Я поднял глаза на голос. На небольшой скамейке, полуспрятанной тенью, сидела молодая девушка. На вид ей было не более пятнадцати лет. Одета она была скромно, как любая порядочная девушка, но в ореоле светлых волос, охватывающих ее голову словно бы нимбом и светившихся в свете фонаря, я заметил что-то необычное. Она словно пришла сюда из какого-то совершенно другого мира, что-то потустороннее было в ее бледной, почти прозрачной коже, в ее тоненькой высокой шее, в курносеньком носике и веснушчатом личике, а потом я понял, что так привлекло меня – ее глаза светились. Как два маленьких месяца. Светились зеленоватым светом, как у кошки. И при этом она доброжелательно глядела на меня.
Отчего-то я на секунду пожалел, что не знаю какого-нибудь охранительного заклинания, мои ноги отказывались двигаться.
Девушка продолжала смотреть на меня. Потом она неожиданно спросила меня голосом моей матери, которая ушла в мир иной два года назад:
– Сынок, беспутный мой! Отчего ты шляешься по городу?! Отчего не идешь учиться?! И кипу в карман засунул, беспутный ты! Я вижу, как ты шатаешься по улицам, смотришь на женщин… я вижу, куда ведут тебя глаза твои…

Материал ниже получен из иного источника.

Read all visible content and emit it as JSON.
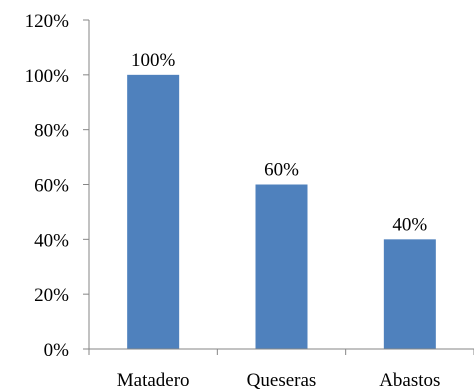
{
  "colors": {
    "bar": "#4f81bd",
    "axis": "#868686",
    "text": "#000000",
    "background": "#ffffff"
  },
  "chart_data": {
    "type": "bar",
    "categories": [
      "Matadero",
      "Queseras",
      "Abastos"
    ],
    "values": [
      100,
      60,
      40
    ],
    "data_labels": [
      "100%",
      "60%",
      "40%"
    ],
    "title": "",
    "xlabel": "",
    "ylabel": "",
    "ylim": [
      0,
      120
    ],
    "yticks": [
      0,
      20,
      40,
      60,
      80,
      100,
      120
    ],
    "ytick_labels": [
      "0%",
      "20%",
      "40%",
      "60%",
      "80%",
      "100%",
      "120%"
    ],
    "grid": false,
    "legend": "none"
  }
}
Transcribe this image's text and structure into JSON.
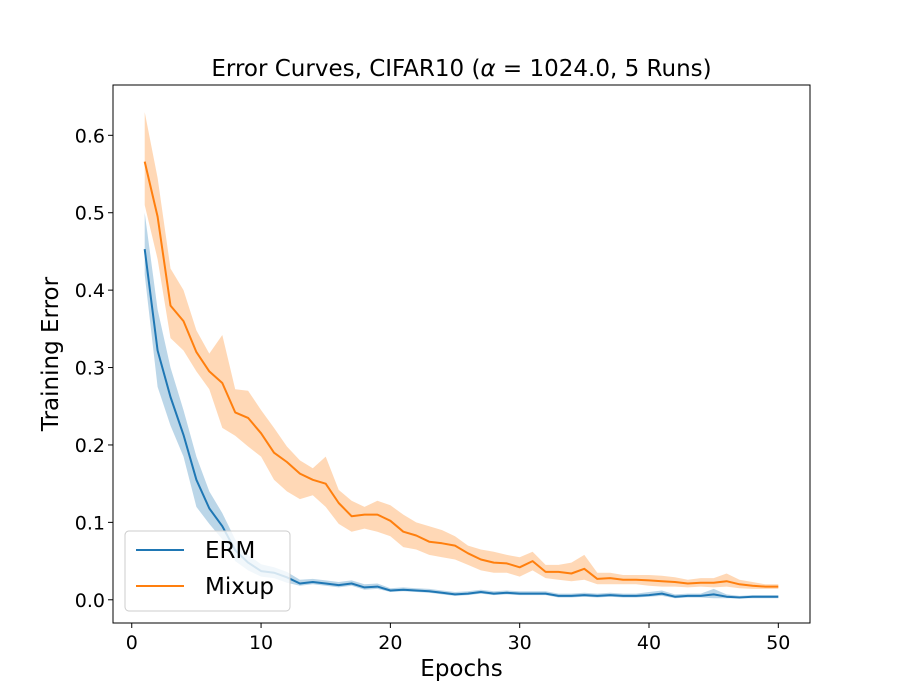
{
  "chart_data": {
    "type": "line",
    "title_pre": "Error Curves, CIFAR10 (",
    "title_symbol": "α",
    "title_post": " = 1024.0, 5 Runs)",
    "xlabel": "Epochs",
    "ylabel": "Training Error",
    "xlim": [
      -1.45,
      52.45
    ],
    "ylim": [
      -0.03,
      0.665
    ],
    "xticks": [
      0,
      10,
      20,
      30,
      40,
      50
    ],
    "xtick_labels": [
      "0",
      "10",
      "20",
      "30",
      "40",
      "50"
    ],
    "yticks": [
      0.0,
      0.1,
      0.2,
      0.3,
      0.4,
      0.5,
      0.6
    ],
    "ytick_labels": [
      "0.0",
      "0.1",
      "0.2",
      "0.3",
      "0.4",
      "0.5",
      "0.6"
    ],
    "grid": false,
    "legend_position": "bottom-left",
    "x": [
      1,
      2,
      3,
      4,
      5,
      6,
      7,
      8,
      9,
      10,
      11,
      12,
      13,
      14,
      15,
      16,
      17,
      18,
      19,
      20,
      21,
      22,
      23,
      24,
      25,
      26,
      27,
      28,
      29,
      30,
      31,
      32,
      33,
      34,
      35,
      36,
      37,
      38,
      39,
      40,
      41,
      42,
      43,
      44,
      45,
      46,
      47,
      48,
      49,
      50
    ],
    "series": [
      {
        "name": "ERM",
        "color": "#1f77b4",
        "values": [
          0.453,
          0.322,
          0.262,
          0.213,
          0.155,
          0.118,
          0.095,
          0.064,
          0.048,
          0.037,
          0.035,
          0.029,
          0.021,
          0.023,
          0.021,
          0.019,
          0.021,
          0.016,
          0.017,
          0.012,
          0.013,
          0.012,
          0.011,
          0.009,
          0.007,
          0.008,
          0.01,
          0.008,
          0.009,
          0.008,
          0.008,
          0.008,
          0.005,
          0.005,
          0.006,
          0.005,
          0.006,
          0.005,
          0.005,
          0.006,
          0.008,
          0.004,
          0.005,
          0.005,
          0.007,
          0.004,
          0.003,
          0.004,
          0.004,
          0.004
        ],
        "lower": [
          0.42,
          0.275,
          0.225,
          0.185,
          0.12,
          0.098,
          0.078,
          0.05,
          0.038,
          0.03,
          0.028,
          0.022,
          0.018,
          0.02,
          0.018,
          0.016,
          0.018,
          0.013,
          0.014,
          0.01,
          0.011,
          0.01,
          0.009,
          0.007,
          0.005,
          0.006,
          0.008,
          0.006,
          0.007,
          0.006,
          0.006,
          0.006,
          0.003,
          0.003,
          0.004,
          0.003,
          0.004,
          0.003,
          0.003,
          0.004,
          0.005,
          0.002,
          0.003,
          0.003,
          0.002,
          0.002,
          0.002,
          0.002,
          0.002,
          0.002
        ],
        "upper": [
          0.5,
          0.375,
          0.3,
          0.245,
          0.185,
          0.14,
          0.112,
          0.078,
          0.058,
          0.046,
          0.042,
          0.036,
          0.026,
          0.027,
          0.025,
          0.023,
          0.025,
          0.02,
          0.021,
          0.015,
          0.016,
          0.015,
          0.014,
          0.012,
          0.01,
          0.011,
          0.013,
          0.011,
          0.012,
          0.011,
          0.011,
          0.011,
          0.008,
          0.008,
          0.009,
          0.008,
          0.009,
          0.008,
          0.008,
          0.01,
          0.012,
          0.007,
          0.008,
          0.008,
          0.014,
          0.007,
          0.005,
          0.006,
          0.006,
          0.006
        ]
      },
      {
        "name": "Mixup",
        "color": "#ff7f0e",
        "values": [
          0.566,
          0.495,
          0.38,
          0.36,
          0.32,
          0.295,
          0.28,
          0.242,
          0.235,
          0.215,
          0.19,
          0.178,
          0.163,
          0.155,
          0.15,
          0.125,
          0.108,
          0.11,
          0.11,
          0.102,
          0.088,
          0.083,
          0.075,
          0.073,
          0.07,
          0.06,
          0.052,
          0.048,
          0.047,
          0.042,
          0.05,
          0.036,
          0.036,
          0.034,
          0.04,
          0.027,
          0.028,
          0.026,
          0.026,
          0.025,
          0.024,
          0.023,
          0.021,
          0.022,
          0.022,
          0.024,
          0.02,
          0.018,
          0.017,
          0.017
        ],
        "lower": [
          0.51,
          0.44,
          0.338,
          0.322,
          0.295,
          0.272,
          0.222,
          0.212,
          0.198,
          0.185,
          0.155,
          0.14,
          0.13,
          0.135,
          0.12,
          0.098,
          0.088,
          0.092,
          0.088,
          0.082,
          0.068,
          0.065,
          0.058,
          0.055,
          0.052,
          0.045,
          0.038,
          0.035,
          0.035,
          0.03,
          0.038,
          0.028,
          0.026,
          0.024,
          0.026,
          0.02,
          0.02,
          0.02,
          0.02,
          0.018,
          0.017,
          0.017,
          0.016,
          0.017,
          0.016,
          0.017,
          0.015,
          0.014,
          0.014,
          0.014
        ],
        "upper": [
          0.63,
          0.545,
          0.428,
          0.4,
          0.348,
          0.318,
          0.342,
          0.272,
          0.27,
          0.245,
          0.222,
          0.198,
          0.18,
          0.17,
          0.185,
          0.142,
          0.128,
          0.12,
          0.128,
          0.122,
          0.11,
          0.1,
          0.095,
          0.09,
          0.082,
          0.07,
          0.065,
          0.062,
          0.058,
          0.055,
          0.062,
          0.045,
          0.045,
          0.048,
          0.058,
          0.035,
          0.035,
          0.032,
          0.032,
          0.032,
          0.031,
          0.029,
          0.026,
          0.028,
          0.028,
          0.034,
          0.026,
          0.023,
          0.02,
          0.02
        ]
      }
    ]
  }
}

– Мама? – пораженный ужасом, я стоял на месте, пытаясь оторвать глаза от взгляда неизвестной. Ноги и руки кололо иголками, колени задрожали. Мне хотелось и убежать, и броситься и обнять девушку – голос матери звал меня, но это была не она…
– Голос… голос-то Яакова, а вот руки… руки Эйсавовы, – только и смог пробормотать я.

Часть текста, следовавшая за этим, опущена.